I was thinking back to my childhood, and I realized just how hard I was on my mom. As a child, all I (and my mother) have ever heard was "Oh, such a pretty child!", "Oh, she takes after her beautiful mother.", "She's so pretty; I wonder what she'll look like when she grows up."

Looking back at my old photos, I really was. The little kid me glowed even through the old picture with cheery precociousness, with that intangible feel of standing out of the crowd. My mother's old photos of herself as a girl are the same way. Both of us stand out in that strange way, just too different, too unique to blur into nothing in a crowd.

Now, when I look over myself, I realize to my own shock that I did inherit a lot of my mother's good features. My complexion is smooth, my hair is thick, my features are somewhat European, despite my obvious Asian descent.

And yet...I wonder if she's still haunted somewhat by my scars?

When I was seven, I received a gash on my chin, 6 stitches in total. She was there with me in the emergency room, but I wasn't the one who needed comforting. Then, when I was in 5th grade, a large collie bit me squarely in the face. My nose, my cheek was torn, and the doctor said worriedly that the gashes were uneven.

That time, it was my brother who stood with me as the doctor sewed up the wounds, while my mother sobbed outside the door, unable to bear the sight of bright blood, flashing needle, and her own child lying on the bed, pale and shell-shocked. I forget how many stitches there were. All I can remember was pain due to the fact that the doctor couldn't put in so much anethsia on my brain, and my brother's hand growing numb and fingernail-marked as I gripped onto him like a lifeline. I guess...he was, of a sort. He really is my brother, despite our vastly different souls.

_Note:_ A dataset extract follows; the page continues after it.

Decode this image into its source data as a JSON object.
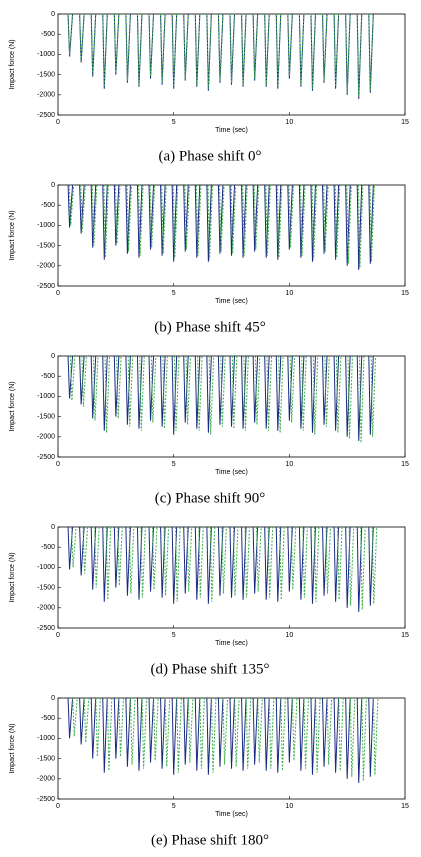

After that, my mother seemed to go somewhat mad in my child's eyes. She spent money here and there, buying products promising smooth skin, blemish removal. She got this strange silicon patch that I was to wear to bed, and even through the day if I could manage it. There were powders, creams, and even, to my utter disbelief, a plastic surgeon. I never did actually undergo surgery to remove my scars, but it stuck in my head for a long time. Was my mother ashamed of my scars?

I know now that she was only scared for me. She had given birth to what was like a model of future beauty, a perfect girl child. And now, scars would rip away her daughter's beauty and steal from her something material, but precious all the same. She gave me lectures, tried to impress on me the importance of taking care of my skin, my face, my scars. I rebelled. I was a wild child, not to be bound by rules of physical beauty.

My scars are faint now, hardly visible, but every so often the light will show strange rises and falls on my skin. I wonder sometimes...

Does my mother still wish that I was a quieter child, still unmarred and perfect?